Madchester, orbital parties and the Second Summer of Love may be distant memories for some of us, but the glowstick culture was alive and well at the Robin Howard Theatre tonight. Whether it was the bright white lights attached to various parts of Tanja Råman’s body, or the whirling orange-lit drumsticks of Darren Ellis, there was something about this programme that made me want to head to the nearest warehouse wearing a funny hat and rave until dawn.
Dance3 is a new national tour of short works by emerging artists, sending a total of nine pieces to venues around the UK in a triple-bill format. Tonight brought us two solos, one ensemble work, and a lot of video trickery. The bill kicks off with Tanja Råman’s [Re]Traces, combining a live solo performance with motion-capture and video projection. The piece plays with ideas of visibility and obscurity; Råman’s body is at first only dimly visible, the lights worn on each hand and one ankle marking out the traces of her body in space, which are then frozen on the gauze in video form. As she shifts and slides around the stage, the dancer is at first revealed by the sidelights, and then gradually erased by the image of her light traces projected onto the gauze.
Råman has a supple, articulate body and a serene stage presence, but [Re]Traces runs rapidly out of ideas, the dancer repeating (occasionally backwards) the same looping phrases over and over again. Had this been ten minutes shorter it might have been quite a diverting little piece, but the more Råman wipes herself on and off the giant gauze screen, the more you wish she’d just make her mind up about whether to stay or go.
Darren Ellis’s drumsticks enter stage right, twirling like fireflies in the orange glow. As in the first piece, the dancer remains invisible for the first section and lets the sticks do the dancing. Once the lights are up, Ellis dons a natty military jacket and marches in a circle, feet stomping on the stage as his sticks pound an invisible drum.
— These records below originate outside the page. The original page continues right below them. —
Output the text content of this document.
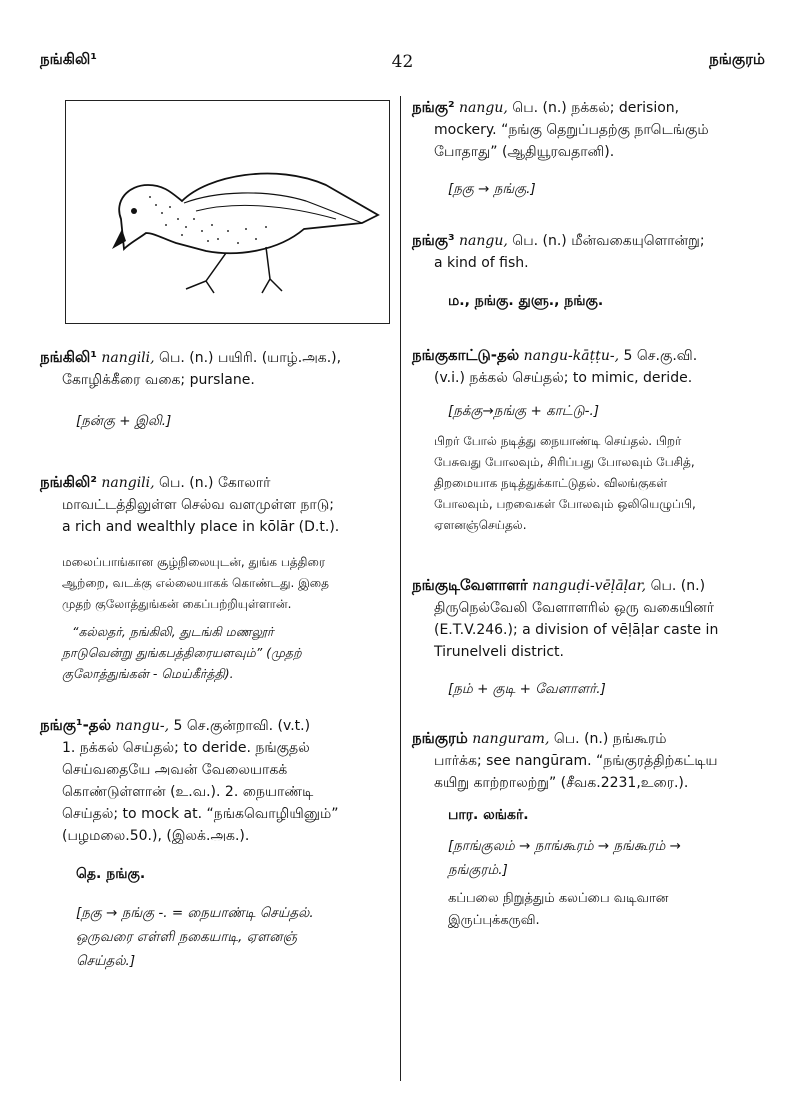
நங்கிலி¹	42	நங்குரம்
நங்கிலி¹ nangili, பெ. (n.) பயிரி. (யாழ்.அக.),
கோழிக்கீரை வகை; purslane.
[நன்கு + இலி.]
நங்கிலி² nangili, பெ. (n.) கோலார்
மாவட்டத்திலுள்ள செல்வ வளமுள்ள நாடு;
a rich and wealthly place in kōlār (D.t.).
மலைப்பாங்கான சூழ்நிலையுடன், துங்க பத்திரை
ஆற்றை, வடக்கு எல்லையாகக் கொண்டது. இதை
முதற் குலோத்துங்கன் கைப்பற்றியுள்ளான்.
“கல்லதர், நங்கிலி, துடங்கி மணலூர்
நாடுவென்று துங்கபத்திரையளவும்” (முதற்
குலோத்துங்கன் - மெய்கீர்த்தி).
நங்கு¹-தல் nangu-, 5 செ.குன்றாவி. (v.t.)
1. நக்கல் செய்தல்; to deride. நங்குதல்
செய்வதையே அவன் வேலையாகக்
கொண்டுள்ளான் (உ.வ.). 2. நையாண்டி
செய்தல்; to mock at. “நங்கவொழியினும்”
(பழமலை.50.), (இலக்.அக.).
தெ. நங்கு.
[நகு → நங்கு -. = நையாண்டி செய்தல்.
ஒருவரை எள்ளி நகையாடி, ஏளனஞ்
செய்தல்.]
நங்கு² nangu, பெ. (n.) நக்கல்; derision,
mockery. “நங்கு தெறுப்பதற்கு நாடெங்கும்
போதாது” (ஆதியூரவதானி).
[நகு → நங்கு.]
நங்கு³ nangu, பெ. (n.) மீன்வகையுளொன்று;
a kind of fish.
ம., நங்கு. துளு., நங்கு.
நங்குகாட்டு-தல் nangu-kāṭṭu-, 5 செ.கு.வி.
(v.i.) நக்கல் செய்தல்; to mimic, deride.
[நக்கு→நங்கு + காட்டு-.]
பிறர் போல் நடித்து நையாண்டி செய்தல். பிறர்
பேசுவது போலவும், சிரிப்பது போலவும் பேசித்,
திறமையாக நடித்துக்காட்டுதல். விலங்குகள்
போலவும், பறவைகள் போலவும் ஒலியெழுப்பி,
ஏளனஞ்செய்தல்.
நங்குடிவேளாளர் nanguḍi-vēḷāḷar, பெ. (n.)
திருநெல்வேலி வேளாளரில் ஒரு வகையினர்
(E.T.V.246.); a division of vēḷāḷar caste in
Tirunelveli district.
[நம் + குடி + வேளாளர்.]
நங்குரம் nanguram, பெ. (n.) நங்கூரம்
பார்க்க; see nangūram. “நங்குரத்திற்கட்டிய
கயிறு காற்றாலற்று” (சீவக.2231,உரை.).
பார. லங்கர்.
[நாங்குலம் → நாங்கூரம் → நங்கூரம் →
நங்குரம்.]
கப்பலை நிறுத்தும் கலப்பை வடிவான
இருப்புக்கருவி.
In Sticks and Bones, a disembodied voice takes the performer through a series of percussion drills that grow increasingly unlike drumming, the drumstick beating on the back of the dancer’s head as his arms flail wildly through space. The subject-matter is played for laughs but doesn’t always hit home: a joke about holding the stick near the crotch goes down like a lead bongo. It’s a shame, because Ellis doesn’t need cheap laughs – Sticks and Bones is an energetic work of precision co-ordination and genuine charm.
There’s a deal more gravity to Douglas Thorpe’s A Mind As Beautiful, in both senses. The piece sensitively takes on the difficult subject of schizophrenia, and a great deal of the movement material involves the dancers giving in suddenly to an irresistible force weighing them down. Thorpe’s four female performers are all excellent, grasping at themselves and pulling tortured limbs up at strange angles, their bodies hemmed in by a sofa, a wall and a seemingly inescapable box of light on the stage floor. Again and again the women throw themselves to the floor, run into a wall that won’t budge, and pull at their garments, until one by one they leave the stage in a state of bleak desolation. It’s not a joyful piece, by any means, but it’s certainly an arresting one.